LONDON (Thomson Reuters Foundation) – In the early days of Syria's uprising, many women called on men not to take up arms in response to the Syrian government's brutal clampdown on street protests. Now, they are trying to build peace between supporters of rebel groups and supporters of the government.
"We believe that activists can act as a force to push all the warring parties into negotiations to initiate the peace process," Sabah Hallak, board member of the Syrian Women's League, said in a meeting on the sidelines of the four-day global summit to end sexual violence in conflict in London that ends Friday.
Ahead of the U.N.-backed peace talks earlier this year, the Syrian Women's League asked the then international mediator Lakhdar Brahimi to include women in the negotiations "because when warlords take over, usually the first thing that goes out is women's rights and women's issues," Hallak said.

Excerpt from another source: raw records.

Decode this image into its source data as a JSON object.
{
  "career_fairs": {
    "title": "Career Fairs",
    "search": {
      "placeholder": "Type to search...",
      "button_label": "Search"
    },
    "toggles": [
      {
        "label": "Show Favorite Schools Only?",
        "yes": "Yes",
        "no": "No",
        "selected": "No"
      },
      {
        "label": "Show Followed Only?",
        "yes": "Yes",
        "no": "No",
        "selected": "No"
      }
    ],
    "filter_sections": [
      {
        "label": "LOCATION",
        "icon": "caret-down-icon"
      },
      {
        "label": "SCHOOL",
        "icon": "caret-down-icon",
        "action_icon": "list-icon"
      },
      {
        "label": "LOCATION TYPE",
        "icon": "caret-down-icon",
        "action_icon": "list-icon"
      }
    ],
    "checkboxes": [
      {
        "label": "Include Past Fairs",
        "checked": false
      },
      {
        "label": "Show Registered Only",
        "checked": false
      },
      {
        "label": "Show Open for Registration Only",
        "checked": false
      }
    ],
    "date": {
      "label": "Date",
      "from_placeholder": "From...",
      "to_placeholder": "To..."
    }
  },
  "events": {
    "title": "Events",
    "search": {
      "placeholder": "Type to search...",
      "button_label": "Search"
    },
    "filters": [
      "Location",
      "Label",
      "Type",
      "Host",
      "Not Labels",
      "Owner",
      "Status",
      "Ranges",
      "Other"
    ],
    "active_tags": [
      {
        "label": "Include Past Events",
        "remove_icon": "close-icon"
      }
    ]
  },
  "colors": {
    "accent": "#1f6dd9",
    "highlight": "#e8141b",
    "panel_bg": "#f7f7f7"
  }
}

Government soldiers have used rape to force communities to surrender or to punish people in former rebel-held areas, according to activists at the meeting.
Some who have been imprisoned for their role in the uprising said sexual violence, and the threat of it, is often used in government prisons.
At the same time extremist Islamist groups bar women from leaving their homes, and have forced widows to marry Islamist fighters.
SURROUNDED BY HELL
More than 160,000 people have been killed in Syria's civil war. Nearly 3 million refugees have sought sanctuary abroad, while 9 million people inside the country need aid.
"Syrians are surrounded by hell. Hell in the sky from the regime's bombardment, and hell on the ground from jihadists," said Samar Yazbek, a Syrian writer who joined the protests in 2011 and was forced to flee the country and live in hiding after being imprisoned by the Syrian government.
"As the regime's offensive intensifies from the skies, the social constraints from Islamists intensify on the ground, and the main victims are women," she added.
Another woman who fled Syria after being imprisoned by the government for her role in the uprising, is trying to build peace across the boundaries.
Majed Chourbaji, manager of the Women Now Center, described one workshop in a refugee camp in Lebanon to teach widows about peacebuilding. By the end of it, the widows were writing letters to the wives of the men who had killed their husbands, she said.
“They were aware that women on the other side (of the conflict) were going through the same thing,” Chourbaji added.
“Weapons and arms can take down a dictator, but they can’t build a country and the only way for us to build a nation is through peaceful activism and peacebuilding initiatives.”